Feb 05 2010
Now Prius’ Brakes Are Suspect
Could it get any worse for Toyota? (The short answer is, yes, but more on that later.) Yesterday it was reported that the US government authorities are now investigating whether or not the Toyota jewel in the crown, the Prius hybrid, might have to be recalled for faulty brakes.
As they say, when it rains it’s a monsoon!
The Toyota CEO (Mr. Toyoda, grandson of the founder) held a news conference in Japan today and offered the obligatory Japanese apology. Good for him. But, his company still has a long way to go to reclaim the trust of US car buyers and other key stakeholders.
As I have been writing all week on this blog, Toyota has really mishandled this recall and unintended acceleration crisis. Let me enumerate:
- Toyota was way too slow in responding to the growing crisis and getting out there to allay the major concerns amongst customers, dealers and the public at large.
- The company’s unintended acceleration problem has actually been festering for nearly a decade now. Toyota has been trying to tamp it down and hope it goes away, but that hope was lost when four people were killed in a Lexus last August in San Diego. The cause of the crash: a stuck accelerator that made the Toyota-made car fly out of control.
- Toyota has not been communicating very much or frequently with its vehicle owners; talk about a massive crisis communications mistake.
- Toyota’s first ad campaign on the crisis (print ads that started running last Sunday the 31st) was pretty lame. The ads inexplicably focused more on the Toyota plants shutdown than on the real problems that caused the crisis in the first place.
- Toyota’s US President Jim Lentz finally did media interviews on Monday the 1st (what took him so long?), and his comments were less than confidence inspiring.
- The company is rejecting out of hand any possibilities that a serious electronic glitch could also be a cause of the unintended acceleration. The fact is, Toyota does not really know what the cause is, and that was made clear when Lentz announced Toyota’s sticky gas pedal "fix." He said that the repairs "solve the issues that we know of." Wow, that is a pretty big caveat from the Toyota chief.
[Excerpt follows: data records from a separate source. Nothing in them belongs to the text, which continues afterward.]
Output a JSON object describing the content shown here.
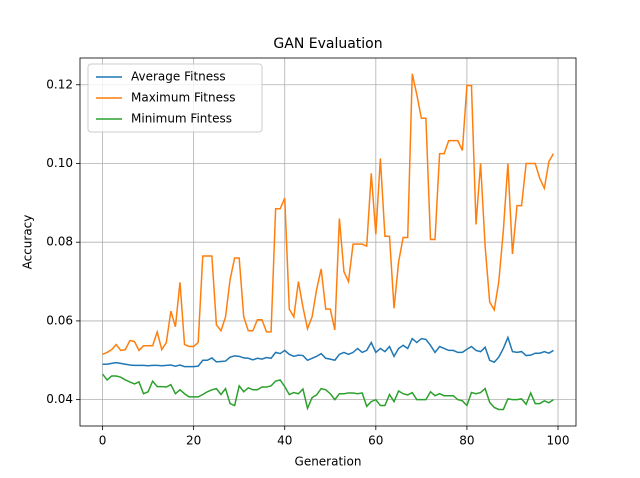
{
  "chart_data": {
    "type": "line",
    "title": "GAN Evaluation",
    "x_label": "Generation",
    "y_label": "Accuracy",
    "x": [
      0,
      1,
      2,
      3,
      4,
      5,
      6,
      7,
      8,
      9,
      10,
      11,
      12,
      13,
      14,
      15,
      16,
      17,
      18,
      19,
      20,
      21,
      22,
      23,
      24,
      25,
      26,
      27,
      28,
      29,
      30,
      31,
      32,
      33,
      34,
      35,
      36,
      37,
      38,
      39,
      40,
      41,
      42,
      43,
      44,
      45,
      46,
      47,
      48,
      49,
      50,
      51,
      52,
      53,
      54,
      55,
      56,
      57,
      58,
      59,
      60,
      61,
      62,
      63,
      64,
      65,
      66,
      67,
      68,
      69,
      70,
      71,
      72,
      73,
      74,
      75,
      76,
      77,
      78,
      79,
      80,
      81,
      82,
      83,
      84,
      85,
      86,
      87,
      88,
      89,
      90,
      91,
      92,
      93,
      94,
      95,
      96,
      97,
      98,
      99
    ],
    "series": [
      {
        "name": "Average Fitness",
        "color": "#1f77b4",
        "values": [
          0.049,
          0.049,
          0.0492,
          0.0494,
          0.0492,
          0.049,
          0.0488,
          0.0487,
          0.0487,
          0.0487,
          0.0486,
          0.0487,
          0.0487,
          0.0486,
          0.0487,
          0.0488,
          0.0485,
          0.0488,
          0.0484,
          0.0484,
          0.0484,
          0.0485,
          0.05,
          0.05,
          0.0506,
          0.0496,
          0.0497,
          0.0498,
          0.0508,
          0.0511,
          0.051,
          0.0506,
          0.0505,
          0.0501,
          0.0505,
          0.0503,
          0.0507,
          0.0505,
          0.052,
          0.0517,
          0.0525,
          0.0515,
          0.051,
          0.0513,
          0.0512,
          0.05,
          0.0505,
          0.051,
          0.0517,
          0.0505,
          0.0503,
          0.05,
          0.0515,
          0.052,
          0.0515,
          0.052,
          0.053,
          0.052,
          0.0525,
          0.0545,
          0.052,
          0.053,
          0.0522,
          0.0535,
          0.051,
          0.053,
          0.0538,
          0.053,
          0.0555,
          0.0545,
          0.0555,
          0.0553,
          0.0538,
          0.052,
          0.0535,
          0.053,
          0.0525,
          0.0525,
          0.052,
          0.052,
          0.0528,
          0.0535,
          0.0525,
          0.0522,
          0.0533,
          0.05,
          0.0495,
          0.0508,
          0.053,
          0.0558,
          0.0522,
          0.052,
          0.0522,
          0.0512,
          0.0513,
          0.0518,
          0.0518,
          0.0522,
          0.0518,
          0.0525
        ]
      },
      {
        "name": "Maximum Fitness",
        "color": "#ff7f0e",
        "values": [
          0.0515,
          0.052,
          0.0527,
          0.054,
          0.0525,
          0.0527,
          0.055,
          0.0548,
          0.0525,
          0.0537,
          0.0537,
          0.0537,
          0.0572,
          0.0527,
          0.0545,
          0.0625,
          0.0585,
          0.0698,
          0.054,
          0.0535,
          0.0535,
          0.0545,
          0.0765,
          0.0765,
          0.0765,
          0.059,
          0.0575,
          0.061,
          0.0705,
          0.076,
          0.076,
          0.061,
          0.0575,
          0.0575,
          0.0603,
          0.0603,
          0.0572,
          0.0572,
          0.0885,
          0.0885,
          0.0912,
          0.063,
          0.061,
          0.07,
          0.0635,
          0.058,
          0.061,
          0.068,
          0.0732,
          0.063,
          0.063,
          0.0577,
          0.086,
          0.0725,
          0.07,
          0.0795,
          0.0795,
          0.0795,
          0.079,
          0.0975,
          0.082,
          0.1013,
          0.0815,
          0.0815,
          0.0632,
          0.075,
          0.0812,
          0.0812,
          0.1228,
          0.1175,
          0.1115,
          0.1115,
          0.0807,
          0.0807,
          0.1025,
          0.1025,
          0.1058,
          0.1058,
          0.1058,
          0.1033,
          0.1198,
          0.1198,
          0.0845,
          0.1,
          0.079,
          0.0648,
          0.0628,
          0.07,
          0.083,
          0.1,
          0.077,
          0.0893,
          0.0893,
          0.1,
          0.1,
          0.1,
          0.0962,
          0.0937,
          0.1005,
          0.1025
        ]
      },
      {
        "name": "Minimum Fintess",
        "color": "#2ca02c",
        "values": [
          0.0465,
          0.045,
          0.046,
          0.046,
          0.0457,
          0.045,
          0.0445,
          0.044,
          0.0445,
          0.0415,
          0.042,
          0.0447,
          0.0433,
          0.0433,
          0.0432,
          0.0438,
          0.0415,
          0.0425,
          0.0415,
          0.0407,
          0.0407,
          0.0407,
          0.0413,
          0.042,
          0.0425,
          0.0428,
          0.0413,
          0.0428,
          0.039,
          0.0385,
          0.0435,
          0.042,
          0.043,
          0.0425,
          0.0425,
          0.0432,
          0.0432,
          0.0435,
          0.0447,
          0.045,
          0.0433,
          0.0413,
          0.0418,
          0.0415,
          0.0427,
          0.0378,
          0.0405,
          0.0412,
          0.0428,
          0.0425,
          0.0415,
          0.04,
          0.0415,
          0.0415,
          0.0417,
          0.0417,
          0.0415,
          0.0417,
          0.0383,
          0.0395,
          0.04,
          0.0385,
          0.0385,
          0.0413,
          0.0395,
          0.0422,
          0.0415,
          0.0412,
          0.0418,
          0.04,
          0.04,
          0.04,
          0.042,
          0.041,
          0.0415,
          0.041,
          0.041,
          0.041,
          0.04,
          0.0397,
          0.0385,
          0.0418,
          0.0415,
          0.0418,
          0.0428,
          0.0393,
          0.038,
          0.0375,
          0.0375,
          0.0402,
          0.04,
          0.04,
          0.0402,
          0.0388,
          0.0417,
          0.039,
          0.039,
          0.0397,
          0.0392,
          0.04
        ]
      }
    ],
    "xlim": [
      -4.95,
      103.95
    ],
    "ylim": [
      0.0333,
      0.1268
    ],
    "xticks": [
      0,
      20,
      40,
      60,
      80,
      100
    ],
    "yticks": [
      0.04,
      0.06,
      0.08,
      {
        "value": 0.1,
        "label": "0.10"
      },
      0.12
    ],
    "grid": true,
    "legend": "upper-left"
  }
}
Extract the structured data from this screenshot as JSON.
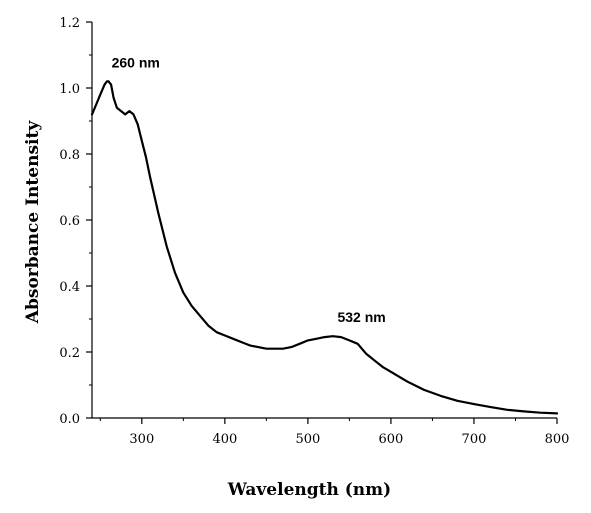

Toyota needs to start telling the whole truth regarding this crisis and its causes, and they need to do it right now. Toyota’s sales numbers are dropping like a stone (they declined 16% already in Jan.). And, the authoritative Kelley Blue Book just released results of a survey that showed a sharp drop in the number of people who put Toyota on their car purchase preference list. That is a terribly ominous sign for the Toyota brand.
If Toyota does not begin acting truly in the public’s interest, their Tylenol Moment could turn into a replay of the Audi Catastrophe of the 80s.